Ülkenin genelinde yasanın çıkmasıyla birlikte “Kentsel Dönüşüm” çılgınlığı başladı. Özellikle de, ne kadar az katlı ev veya apartman varsa prim yapmaya başladı…
Yıkımlarla birlikte adeta mantar gibi yeni şirketler türedi, “bakkal” yazan mekânına kilit vuranlar bile inşaat işine girmekten çekinmedi!..
Vikipedi’deki bilgiye göre, “Kentsel dönüşüm, şehrin bir bölümünün veya ciddi anlamda büyük bir kısmının proje kapsamında sistematik bir şekilde mevcut yapı stoklarının olası depremlere karşı toprak zeminin ve üzerindeki yapının risk değerlerinin belirlenmesi, olası depremde yıkılması ve yıkılırken çevredeki diğer yapılara zarar vermesi olasılıklarının da içine katılarak, riskli toprak zemin ve riskli yapıların kullanım dışına çıkarılarak yerine toprak zeminin yapısına uygun temelli yapıların yapılması ve bu sayede olası depremlerde yaşanabilecek can ve mal kaybının en aza indirmek için yapılan kamusal çalışmalardan biridir.”

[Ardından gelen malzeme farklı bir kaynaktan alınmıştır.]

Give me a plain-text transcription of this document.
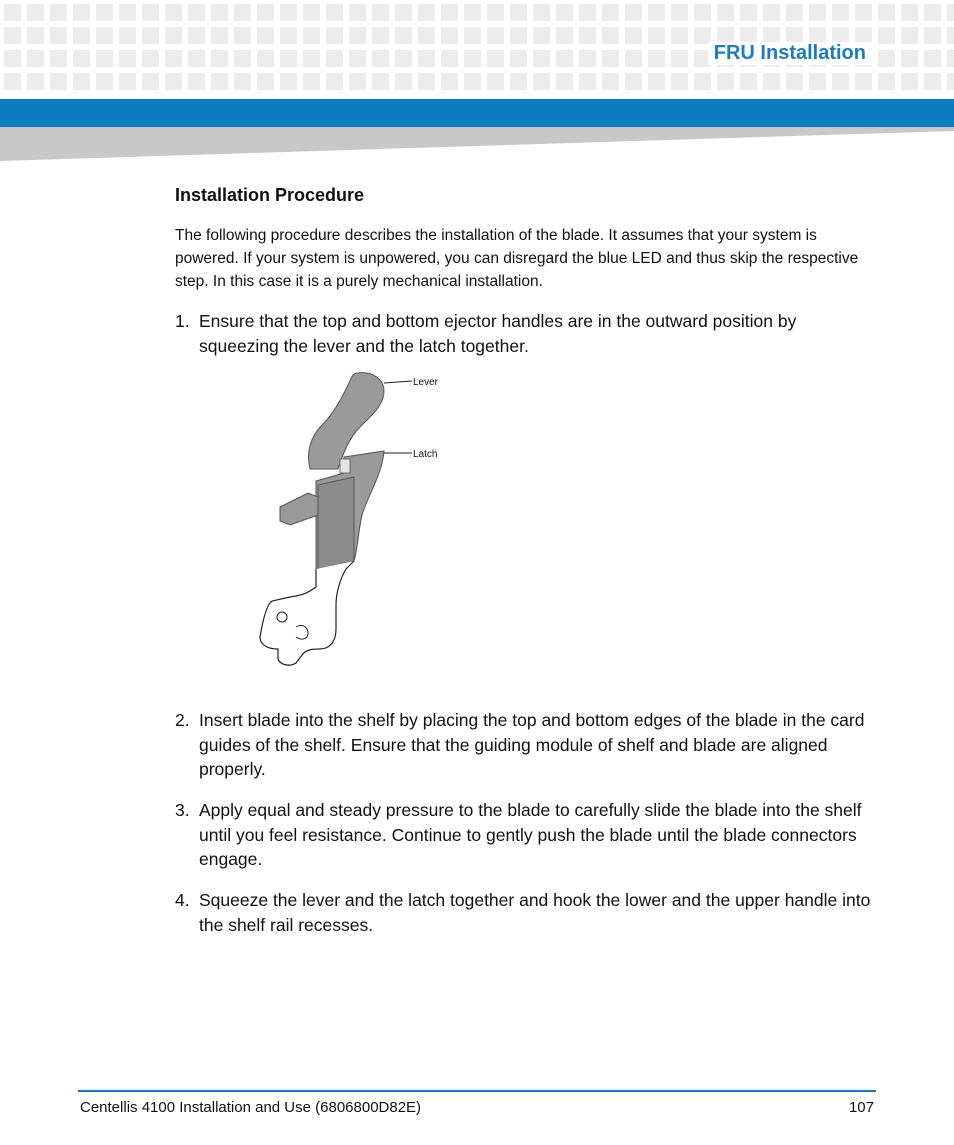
FRU Installation
Installation Procedure
The following procedure describes the installation of the blade. It assumes that your system is powered. If your system is unpowered, you can disregard the blue LED and thus skip the respective step. In this case it is a purely mechanical installation.
1. Ensure that the top and bottom ejector handles are in the outward position by squeezing the lever and the latch together.
Lever
Latch
2. Insert blade into the shelf by placing the top and bottom edges of the blade in the card guides of the shelf. Ensure that the guiding module of shelf and blade are aligned properly.
3. Apply equal and steady pressure to the blade to carefully slide the blade into the shelf until you feel resistance. Continue to gently push the blade until the blade connectors engage.
4. Squeeze the lever and the latch together and hook the lower and the upper handle into the shelf rail recesses.
Centellis 4100 Installation and Use (6806800D82E)	107
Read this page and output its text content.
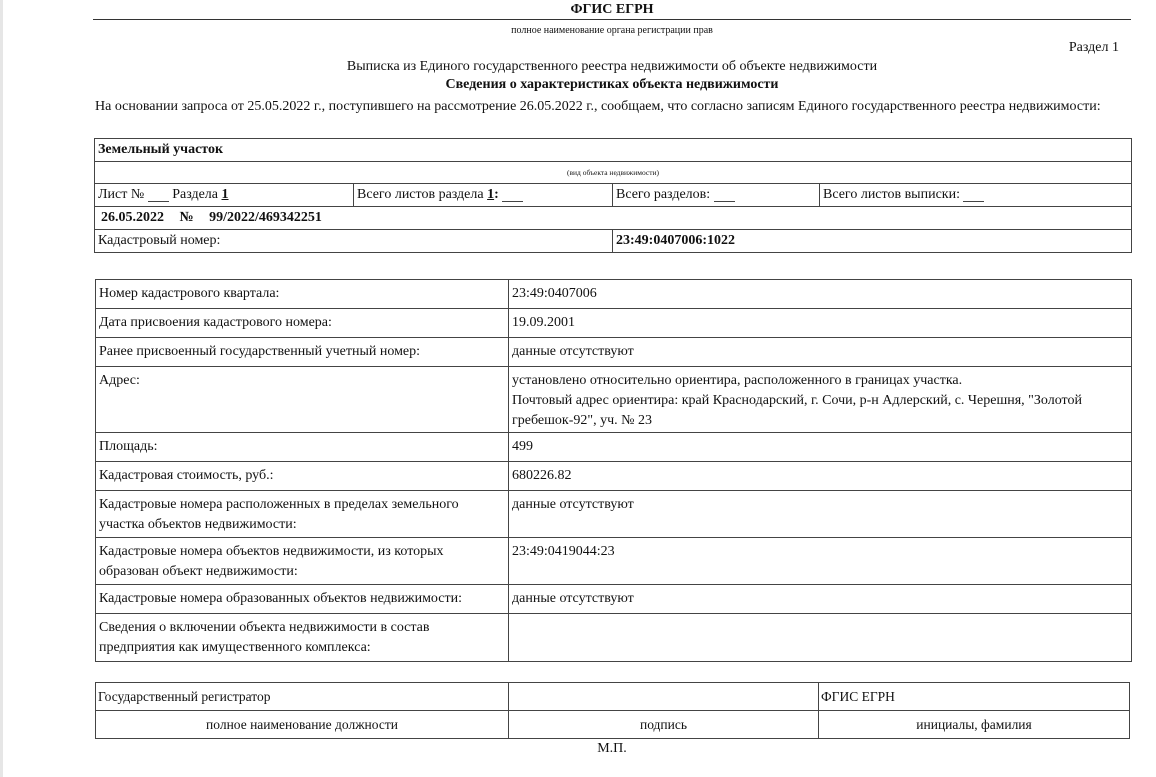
ФГИС ЕГРН
полное наименование органа регистрации прав
Раздел 1
Выписка из Единого государственного реестра недвижимости об объекте недвижимости
Сведения о характеристиках объекта недвижимости
На основании запроса от 25.05.2022 г., поступившего на рассмотрение 26.05.2022 г., сообщаем, что согласно записям Единого государственного реестра недвижимости:
Земельный участок			
(вид объекта недвижимости)			
Лист № ___ Раздела 1	Всего листов раздела 1: ___	Всего разделов: ___	Всего листов выписки: ___
26.05.2022 № 99/2022/469342251			
Кадастровый номер:		23:49:0407006:1022	
Номер кадастрового квартала:	23:49:0407006
Дата присвоения кадастрового номера:	19.09.2001
Ранее присвоенный государственный учетный номер:	данные отсутствуют
Адрес:	установлено относительно ориентира, расположенного в границах участка.
Почтовый адрес ориентира: край Краснодарский, г. Сочи, р-н Адлерский, с. Черешня, "Золотой гребешок-92", уч. № 23

Площадь:	499
Кадастровая стоимость, руб.:	680226.82
Кадастровые номера расположенных в пределах земельного участка объектов недвижимости:	данные отсутствуют
Кадастровые номера объектов недвижимости, из которых образован объект недвижимости:	23:49:0419044:23
Кадастровые номера образованных объектов недвижимости:	данные отсутствуют
Сведения о включении объекта недвижимости в состав предприятия как имущественного комплекса:	
Государственный регистратор		ФГИС ЕГРН
полное наименование должности	подпись	инициалы, фамилия
М.П.
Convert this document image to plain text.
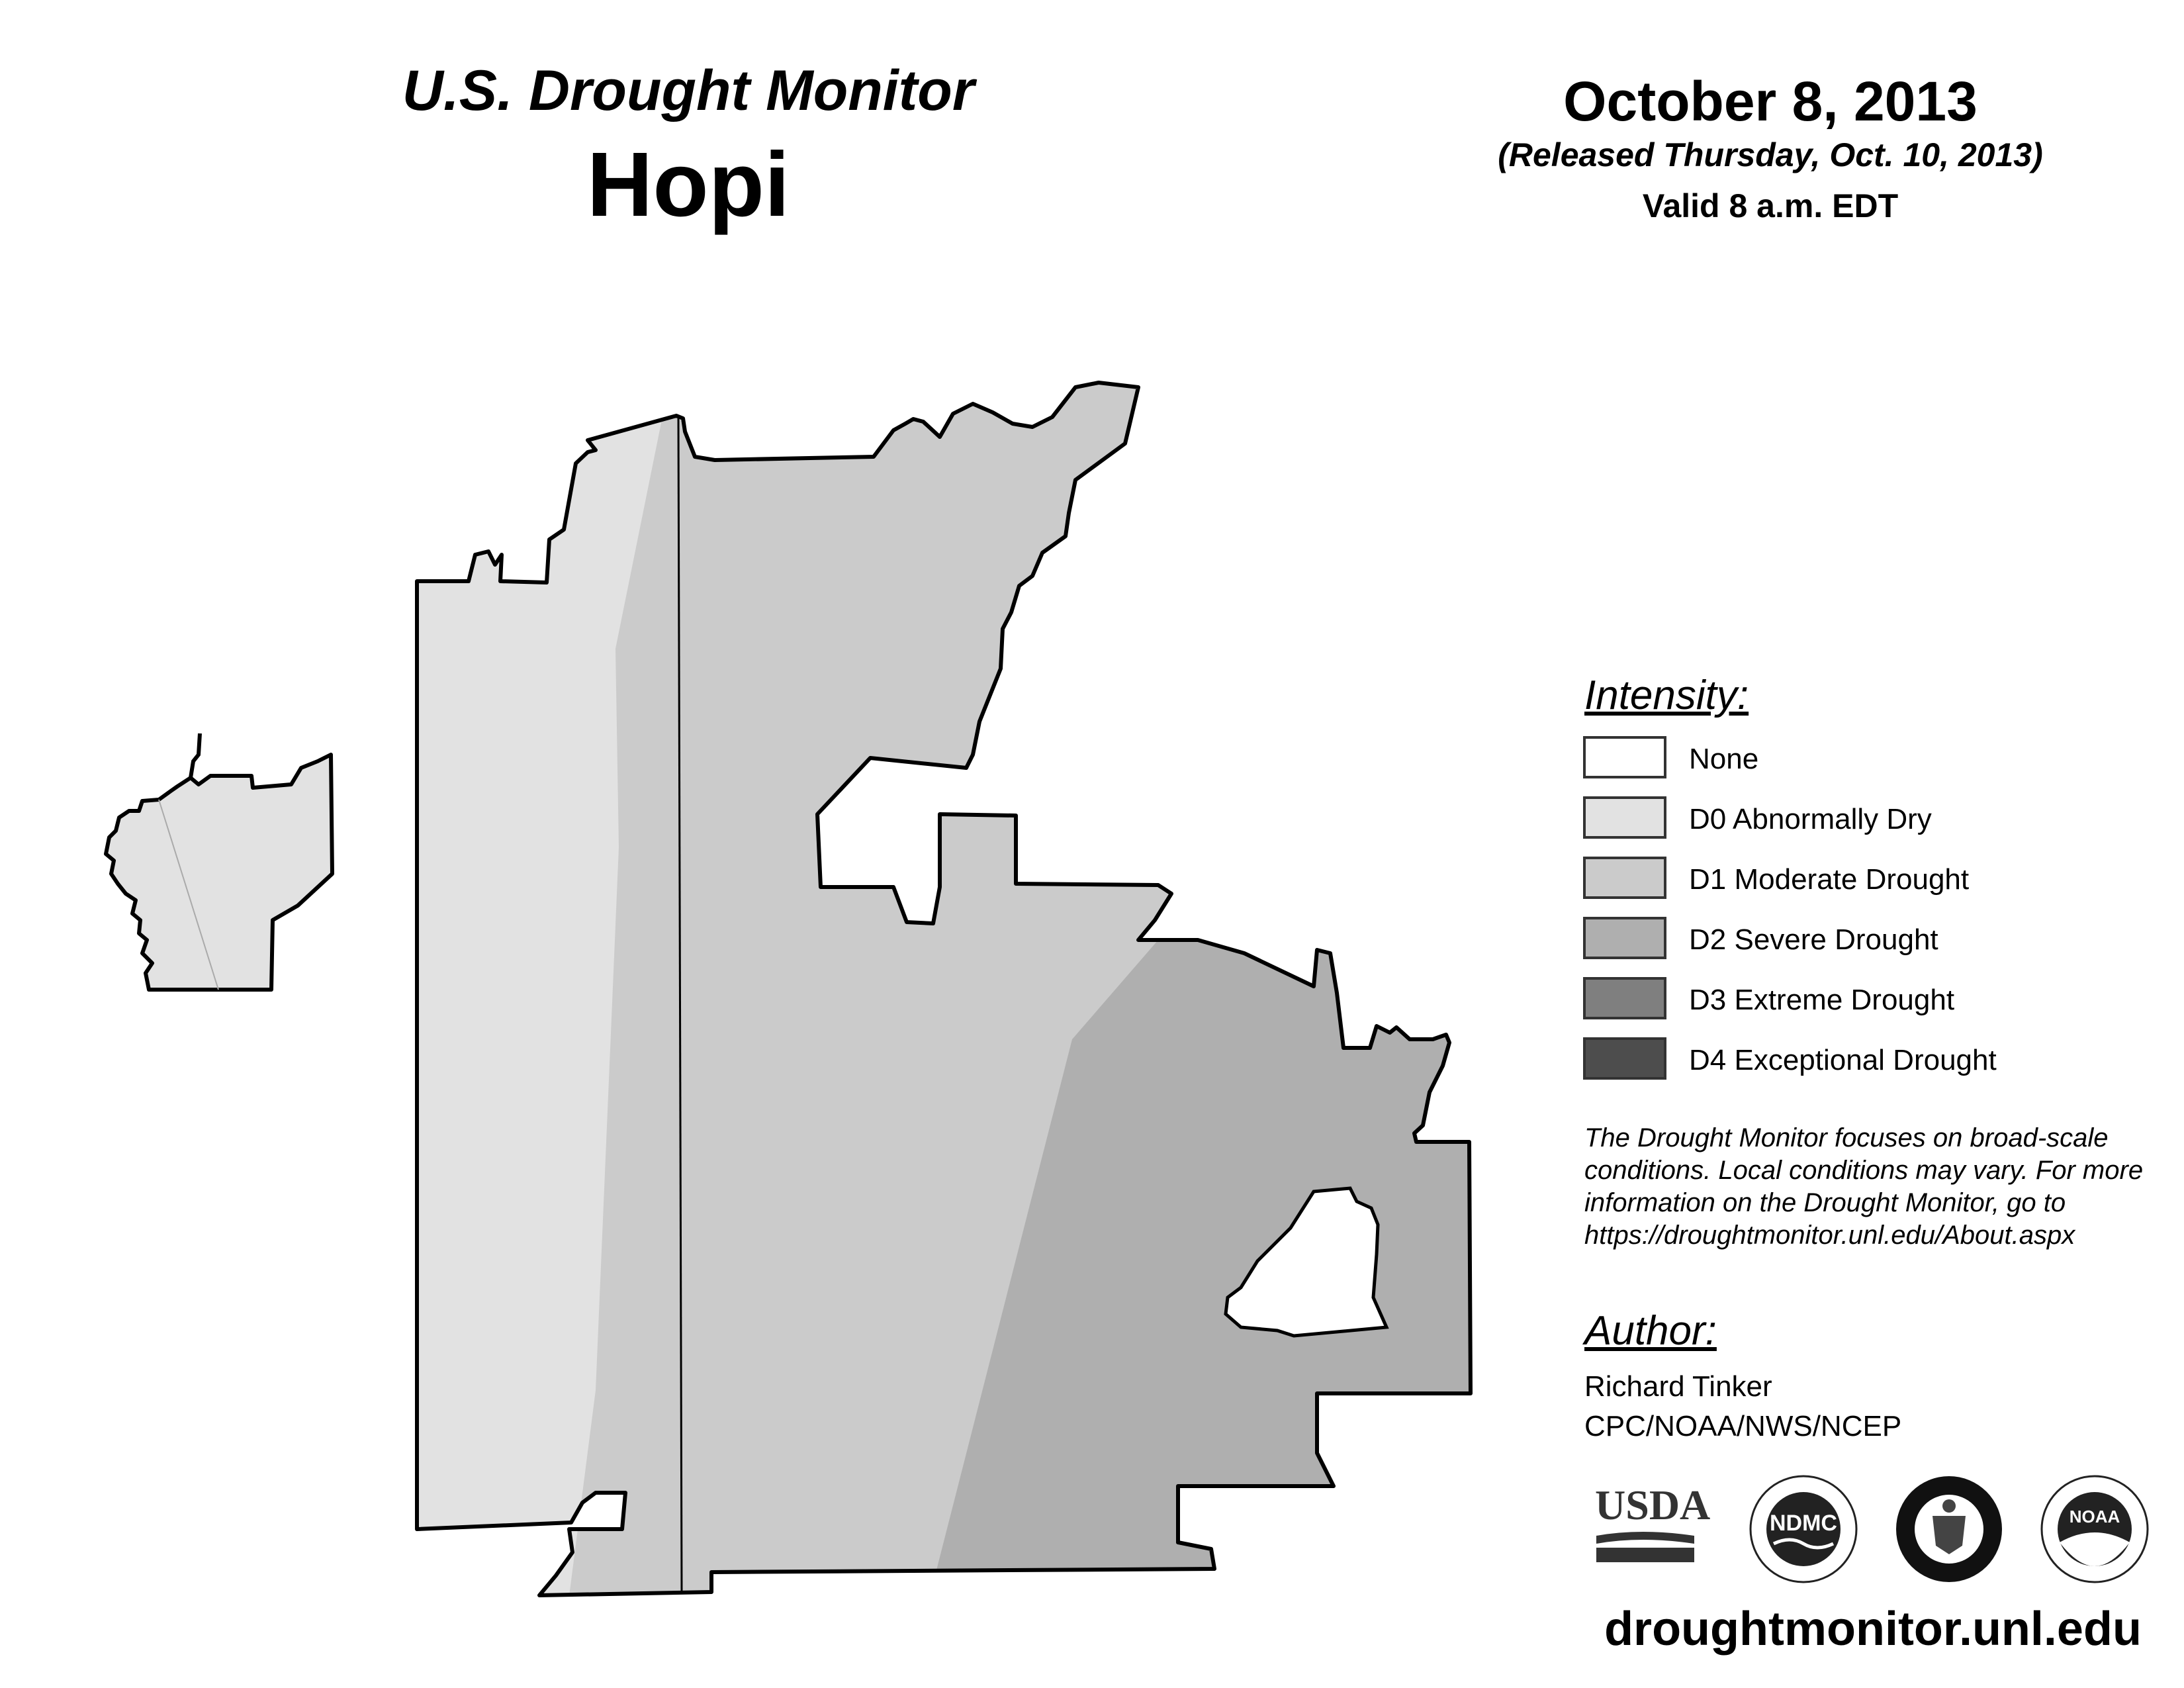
U.S. Drought Monitor
Hopi
October 8, 2013
(Released Thursday, Oct. 10, 2013)
Valid 8 a.m. EDT
Intensity:
None
D0 Abnormally Dry
D1 Moderate Drought
D2 Severe Drought
D3 Extreme Drought
D4 Exceptional Drought
The Drought Monitor focuses on broad-scale
conditions. Local conditions may vary. For more
information on the Drought Monitor, go to
https://droughtmonitor.unl.edu/About.aspx
Author:
Richard Tinker
CPC/NOAA/NWS/NCEP
USDA	NDMC	NOAA
droughtmonitor.unl.edu
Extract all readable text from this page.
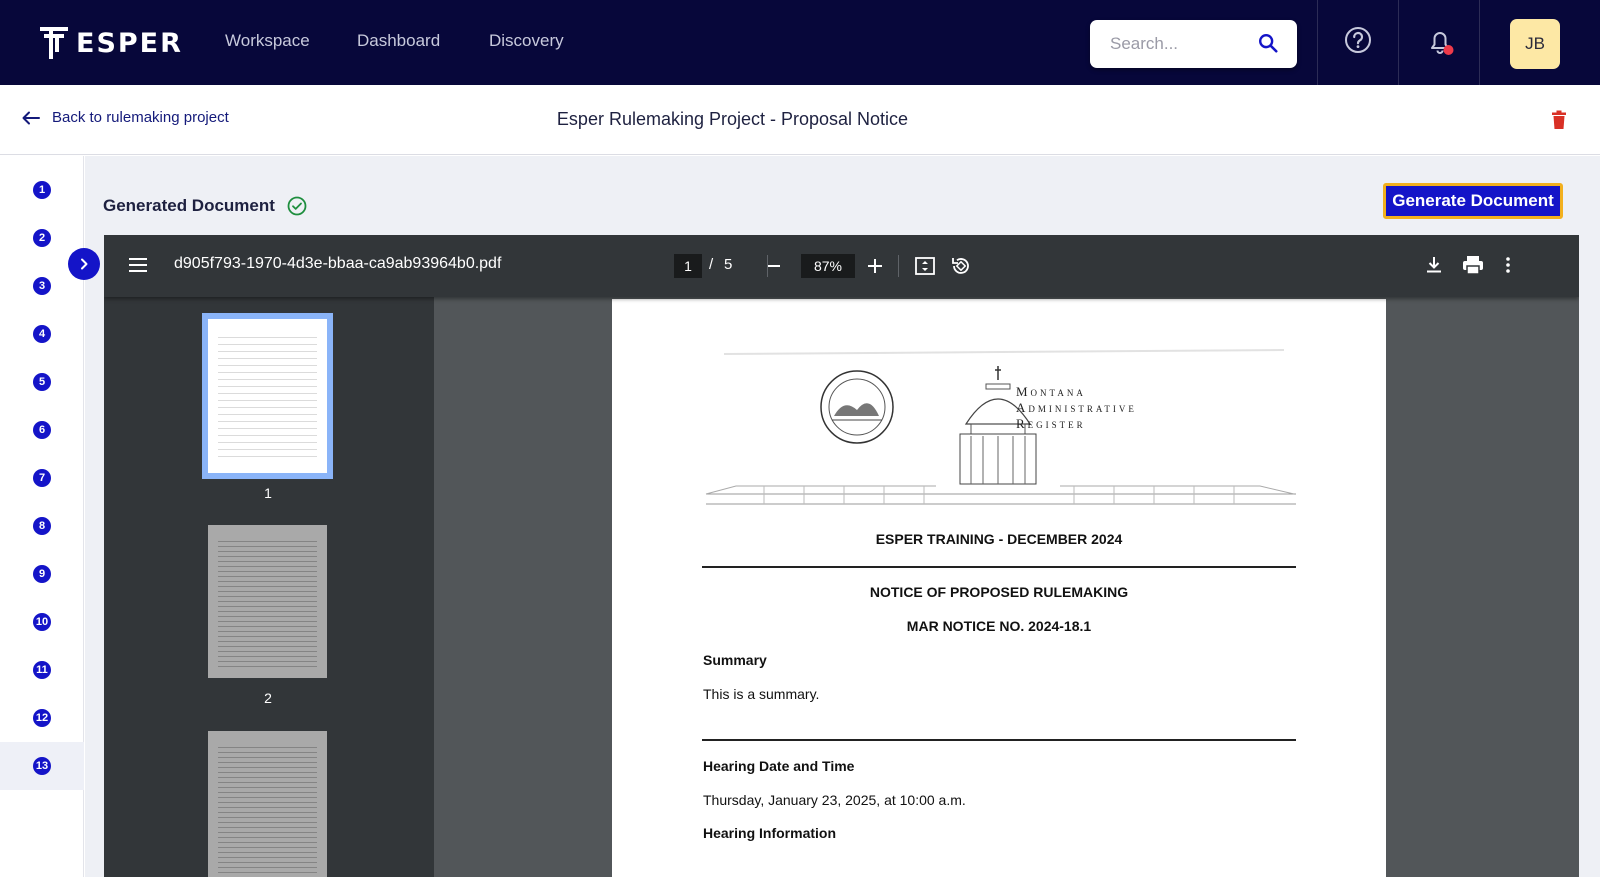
ESPER Workspace	Dashboard	Discovery
Search...	JB
Back to rulemaking project	Esper Rulemaking Project - Proposal Notice
1
2
3
4
5
6
7
8
9
10
11
12
13
Generated Document	Generate Document
d905f793-1970-4d3e-bbaa-ca9ab93964b0.pdf	1	/ 5	87%
1
2
Montana
Administrative
Register
ESPER TRAINING - DECEMBER 2024
NOTICE OF PROPOSED RULEMAKING
MAR NOTICE NO. 2024-18.1
Summary
This is a summary.
Hearing Date and Time
Thursday, January 23, 2025, at 10:00 a.m.
Hearing Information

2012 yılında AKP hükümetinin depreme yönelik olarak hazırladığı 6306 sayılı “Afet Riski Altındaki Alanların Dönüştürülmesi Hakkında Kanun” ile birlikte “Kentsel Dönüşüm” kavramı gündemimize geldi. Bu kanunda “Riskli Yapı” ve “Riskli Alan” diye iki çeşit tanım yapıldı. Halkın riskli yapıların depremlere dayanıklı hale getirilmesi sürecini de “Kentsel Dönüşüm” kavramı ile ifade etmeye başlaması sonucu 6306 sayılı kanun Kentsel Dönüşüm Kanunu olarak telaffuz edile geldi…
Ama gel gör ki… Her yasada olduğu gibi bunda da bir çıkmazın içine girildi. Eski veya rant getiren evler tek tek yıkılmaya başladı… Halen de yıkılıyor. Karşıyaka’nın dört bir yanında, özellikle de “arsa değeri yüksek” Bostanlı gibi pahalı yerleşim yerlerinde, 3-5 ve köşe 5 katlı apartmanlar artık maziye karışmaya başladı…
Eski apartmanlar yıkılırken ve yenileri yapılırken görülen manzara ise bazen korkunç boyutlara da ulaştı… Çoğu yerlerde hiçbir önlem alınmadı. Yıkım sırasında mahalle toz duman oldu. Sokak kapatıldı veya kapatılmadığı için tehlikeli geçişler korkuttu…
İnşaatlar sürerken de durum pek farklı değildi… Hele beton dökülürken yollardan gelip geçen, arkasında çimento izi bırakan beton araçları resmen korku yarattı. Yaratmaya da devam ediyor…
Sokaklar kapatılırken de, bir tek işaretin konmaması araç sahiplerinin sinirlerini oldukça gerdi… Münakaşalar ve kavgalara da şahit olmadık değil...
Çevre ve gürültü kirliliğine o kadar alıştık ki; "es" geçiyorum...
Bu güne kadar duyduğumuz bir olay olmaması, gelecekte de olmayacak anlamına gelmez. Bu nedenle lütfen ilgililerden gerekli önlemleri aldırmalarını öneriyoruz…
“Kentsel Dönüşüm” gündeme geldiğinde yepyeni kentlerin, mahallelerin, geniş oyun alanlarının, modern yapıların, yeşil alanların olacağı bir mahalle düşünmüştük…
3-4 katı yık, 5-6 kat yap… Bu kentsel dönüşüm mü, yoksa yeniden yapmak mı?